An Australian-led team of galactic archaeologists is on a quest to find stars born at the same time and place as the Sun, and have mapped the chemical make-up of almost 350,000 stars, with the ultimate goal of shining a light on the Milky Way’s history.
Stars formed together in clusters share the same chemical composition – which scientists liken to DNA – but a family reunion remains unlikely as the stars usually drift light years apart after their formation.
The team has been surveying the skies with a spectrograph, analysing what elements stars are made from.
The project, dubbed the GALAH survey when it was created in 2013, released its first major data set today.
“This is a tremendously large number of stars that we’re able to collect information for,” GALAH project scientist and UNSW senior lecturer Sarah Martell said.
“That really helps us in understanding both the history of what’s going on there … but also because when you’re looking for unusual things, the only way to find them is to look at a lot of things.
The question is where are the stars that formed around the Sun? It should have formed with a bunch of other stars, it should have siblings – and where are they?”
The survey makes use of the HERMES spectrograph at the Australian National University’s Siding Spring observatory, which allowed researchers to analyse starlight across the spectrum to determine the chemical composition of stars.
Martin Asplund of the ANU, who leads the analysis of the survey, said chemical tagging of stars was key to finding the Sun’s long-lost siblings.
“[HERMES] spreads out the starlight into different wavelengths, different frequencies. and from that we can then identify each star’s chemical fingerprint,” he said.
“The idea is that stars born together should have the same chemical composition, that’s why we call them siblings – they share the same DNA.”
Analysis of the data is still ongoing, so no sibling stars for our Sun have been found yet – but the data set of 342,000 stars will assist scientists looking to deduce the history of the Milky Way.

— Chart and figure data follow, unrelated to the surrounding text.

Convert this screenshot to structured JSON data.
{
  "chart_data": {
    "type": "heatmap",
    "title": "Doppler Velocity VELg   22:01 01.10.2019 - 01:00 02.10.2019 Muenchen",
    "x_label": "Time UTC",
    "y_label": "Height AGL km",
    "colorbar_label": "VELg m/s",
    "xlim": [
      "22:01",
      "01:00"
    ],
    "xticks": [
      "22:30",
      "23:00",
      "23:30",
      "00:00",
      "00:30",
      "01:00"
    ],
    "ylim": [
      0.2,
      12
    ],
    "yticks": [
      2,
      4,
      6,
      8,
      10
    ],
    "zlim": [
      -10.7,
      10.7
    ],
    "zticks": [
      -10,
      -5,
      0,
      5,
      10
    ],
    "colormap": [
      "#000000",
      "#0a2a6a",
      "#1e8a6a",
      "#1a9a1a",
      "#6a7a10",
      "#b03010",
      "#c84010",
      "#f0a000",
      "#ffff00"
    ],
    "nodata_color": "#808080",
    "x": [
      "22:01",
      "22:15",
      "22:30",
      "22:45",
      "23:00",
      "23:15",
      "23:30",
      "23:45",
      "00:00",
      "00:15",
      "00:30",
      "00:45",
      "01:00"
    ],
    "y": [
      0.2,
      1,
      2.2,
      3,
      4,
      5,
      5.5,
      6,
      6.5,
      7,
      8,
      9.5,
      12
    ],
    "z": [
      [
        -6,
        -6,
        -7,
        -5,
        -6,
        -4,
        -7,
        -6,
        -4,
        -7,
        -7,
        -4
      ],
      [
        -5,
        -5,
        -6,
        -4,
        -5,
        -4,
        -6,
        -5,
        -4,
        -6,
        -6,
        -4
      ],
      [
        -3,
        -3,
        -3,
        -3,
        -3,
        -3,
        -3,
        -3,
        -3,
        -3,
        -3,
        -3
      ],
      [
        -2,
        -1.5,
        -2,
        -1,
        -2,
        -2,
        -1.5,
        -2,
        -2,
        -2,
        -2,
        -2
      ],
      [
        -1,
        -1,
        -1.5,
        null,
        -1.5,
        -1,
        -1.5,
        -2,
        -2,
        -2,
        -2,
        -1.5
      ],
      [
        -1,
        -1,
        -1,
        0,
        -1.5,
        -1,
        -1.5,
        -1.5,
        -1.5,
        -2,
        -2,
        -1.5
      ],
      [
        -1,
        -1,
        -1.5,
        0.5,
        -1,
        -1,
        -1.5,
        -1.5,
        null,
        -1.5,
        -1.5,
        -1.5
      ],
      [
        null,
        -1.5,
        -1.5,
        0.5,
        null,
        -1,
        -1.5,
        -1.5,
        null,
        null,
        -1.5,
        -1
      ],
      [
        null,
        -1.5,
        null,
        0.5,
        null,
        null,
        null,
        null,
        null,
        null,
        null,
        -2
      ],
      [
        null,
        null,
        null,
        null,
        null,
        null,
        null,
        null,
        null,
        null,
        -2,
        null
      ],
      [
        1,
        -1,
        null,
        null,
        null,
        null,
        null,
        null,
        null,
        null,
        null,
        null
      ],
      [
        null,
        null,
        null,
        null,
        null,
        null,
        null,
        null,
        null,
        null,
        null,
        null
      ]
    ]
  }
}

“By looking at a lot of stars, we’re able to get a really clear picture of the historical development of the galaxy: When did stars form, how did they make new elements, how does that form into new generations of stars?” Dr Martell said.
Galactic archaeologists look back in time for answers
Galactic archaeology studies the Milky Way for clues about its history, but Professor Asplund said it presented some unique challenges.
“The problem we have is that stars move around, so not like archaeologists, they look for relics in the ground,” he said.
“The problem that we have, we look for stars that were born at a certain time, but they are moved around in the galaxy in the billions of years since they were formed.”
Analysis of such a large and complex data set has also thrown up challenges for researchers, who have had to adapt with novel methods to deal with the data, writing new computer programs to keep up with the vast amounts of information.
“One of the real challenges of moving into big data for astronomy is figuring out how to deal with it all,” Dr Martell said.
“When you have 342,682 stars, you need a computer program that doesn’t think too hard.”
The GALAH survey will continue to analyse the data collected so far, but ultimately researchers want to collect data on 1 million stars.
The team hopes to resume its data collection in August, and Professor Asplund said he hoped the Sun’s siblings would be found within a few years.